(Summary: A clever YouTube video highlights how communications disconnects can prompt IC product-development projects to slip schedule).
We talk a lot about schedule predictability and maximizing IC design throughput. That’s what we do as part of our goal to help product-development teams improve productivity and ROI. But there’s another, more subtle goal, and that’s improving engineering communications and expectations.
Engineers will work most productively when given an aggressive schedule if they know it to be realistic because it’s rooted in fact-based planning. With unrealistic schedule assumptions, the reaction is “been there, done that,” and productivity—and ultimately morale—suffers.
In it, the mythical company WonderChips is planning its T-1000 communications device. The video takes us through the planning process, the assumptions and most importantly the communications disconnects engineers and executives encounter along the way.
To summarize the story line:
- In the beginning, Rakesh determines that the T-1000 device is four times more complex than its predecessor and therefore a new EDA tool is needed to speed this project to completion on schedule. His boss, however, rejects the investment.
- Next, the T-1000 team grabs a conference room to begin its bottom-up planning approach, fueled by chips and soda and catered food. Hours go by, punctuated by arguments over how long certain blocks will take to design.
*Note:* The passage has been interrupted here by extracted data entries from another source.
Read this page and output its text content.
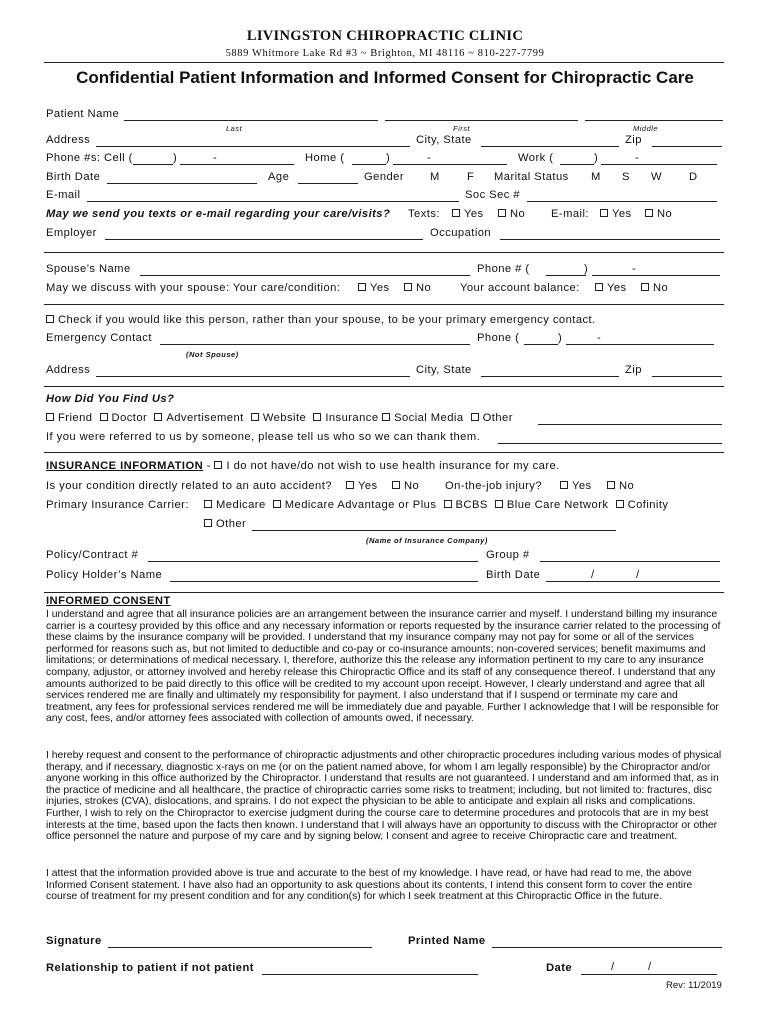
LIVINGSTON CHIROPRACTIC CLINIC
5889 Whitmore Lake Rd #3 ~ Brighton, MI 48116 ~ 810-227-7799
Confidential Patient Information and Informed Consent for Chiropractic Care
Patient Name
Last	First	Middle
Address	City, State	Zip
Phone #s: Cell (	)	-	Home (	)	-	Work (	)	-
Birth Date	Age	Gender M F Marital Status M S W D
E-mail	Soc Sec #
May we send you texts or e-mail regarding your care/visits? Texts:	Yes	No E-mail:	Yes	No
Employer	Occupation
Spouse’s Name	Phone # (	)	-
May we discuss with your spouse: Your care/condition:	Yes	No	Your account balance:	Yes	No
Check if you would like this person, rather than your spouse, to be your primary emergency contact.
Emergency Contact	Phone (	)	-
(Not Spouse)
Address	City, State	Zip
How Did You Find Us?
Friend Doctor Advertisement Website Insurance Social Media Other
If you were referred to us by someone, please tell us who so we can thank them.
INSURANCE INFORMATION - I do not have/do not wish to use health insurance for my care.
Is your condition directly related to an auto accident?	Yes	No On-the-job injury?	Yes	No
Primary Insurance Carrier:	Medicare Medicare Advantage or Plus BCBS Blue Care Network Cofinity
Other
(Name of Insurance Company)
Policy/Contract #	Group #
Policy Holder’s Name	Birth Date	/	/
INFORMED CONSENT
I understand and agree that all insurance policies are an arrangement between the insurance carrier and myself. I understand billing my insurance carrier is a courtesy provided by this office and any necessary information or reports requested by the insurance carrier related to the processing of these claims by the insurance company will be provided. I understand that my insurance company may not pay for some or all of the services performed for reasons such as, but not limited to deductible and co-pay or co-insurance amounts; non-covered services; benefit maximums and limitations; or determinations of medical necessary. I, therefore, authorize this the release any information pertinent to my care to any insurance company, adjustor, or attorney involved and hereby release this Chiropractic Office and its staff of any consequence thereof. I understand that any amounts authorized to be paid directly to this office will be credited to my account upon receipt. However, I clearly understand and agree that all services rendered me are finally and ultimately my responsibility for payment. I also understand that if I suspend or terminate my care and treatment, any fees for professional services rendered me will be immediately due and payable. Further I acknowledge that I will be responsible for any cost, fees, and/or attorney fees associated with collection of amounts owed, if necessary.
I hereby request and consent to the performance of chiropractic adjustments and other chiropractic procedures including various modes of physical therapy, and if necessary, diagnostic x-rays on me (or on the patient named above, for whom I am legally responsible) by the Chiropractor and/or anyone working in this office authorized by the Chiropractor. I understand that results are not guaranteed. I understand and am informed that, as in the practice of medicine and all healthcare, the practice of chiropractic carries some risks to treatment; including, but not limited to: fractures, disc injuries, strokes (CVA), dislocations, and sprains. I do not expect the physician to be able to anticipate and explain all risks and complications. Further, I wish to rely on the Chiropractor to exercise judgment during the course care to determine procedures and protocols that are in my best interests at the time, based upon the facts then known. I understand that I will always have an opportunity to discuss with the Chiropractor or other office personnel the nature and purpose of my care and by signing below, I consent and agree to receive Chiropractic care and treatment.
I attest that the information provided above is true and accurate to the best of my knowledge. I have read, or have had read to me, the above Informed Consent statement. I have also had an opportunity to ask questions about its contents, I intend this consent form to cover the entire course of treatment for my present condition and for any condition(s) for which I seek treatment at this Chiropractic Office in the future.
Signature	Printed Name
Relationship to patient if not patient	Date	/	/
Rev: 11/2019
- Eventually, the team leader seems satisfied. She tells the group, “Assuming all these assumptions hold, I think the schedule looks really good.” The team agrees, and the leader goes off to present the schedule to executive management.
- Later, she returns to the team with good news and bad news: The good news is the executive staff loves the feature set. Bad news is the T-800, another project, is slipping schedule, and there’s competitive pressure in the market. So the executives want the T-1000 to sample months sooner than the team’s bottom-up plan called for. Oh, and they need to beef up the memory subsystem while they’re at it.
Says the team leader: “I know as a team we can do this. You guys with me?”
The team groans. As the engineers exit the conference room, shaking their heads in disbelief, one engineer murmurs: “It will be done when it is done.”
The T-1000 ends up slipping by at more than six months, and the executive who turned down the tool investment demands tape out at any cost.
From my perspective, WonderChips would have benefited by complementing its bottom-up scheduling approach with a top-down methodology—using quantified estimates of the chip’s complexity, the team’s productivity and a model of the rate at which effort will be expended on the project.
It would have helped engineers and management communicate in a common language and build an aggressive yet achievable schedule. And it would saved WonderChips’ management from having to extend the on-site day care closing time to midnight to get the chip done.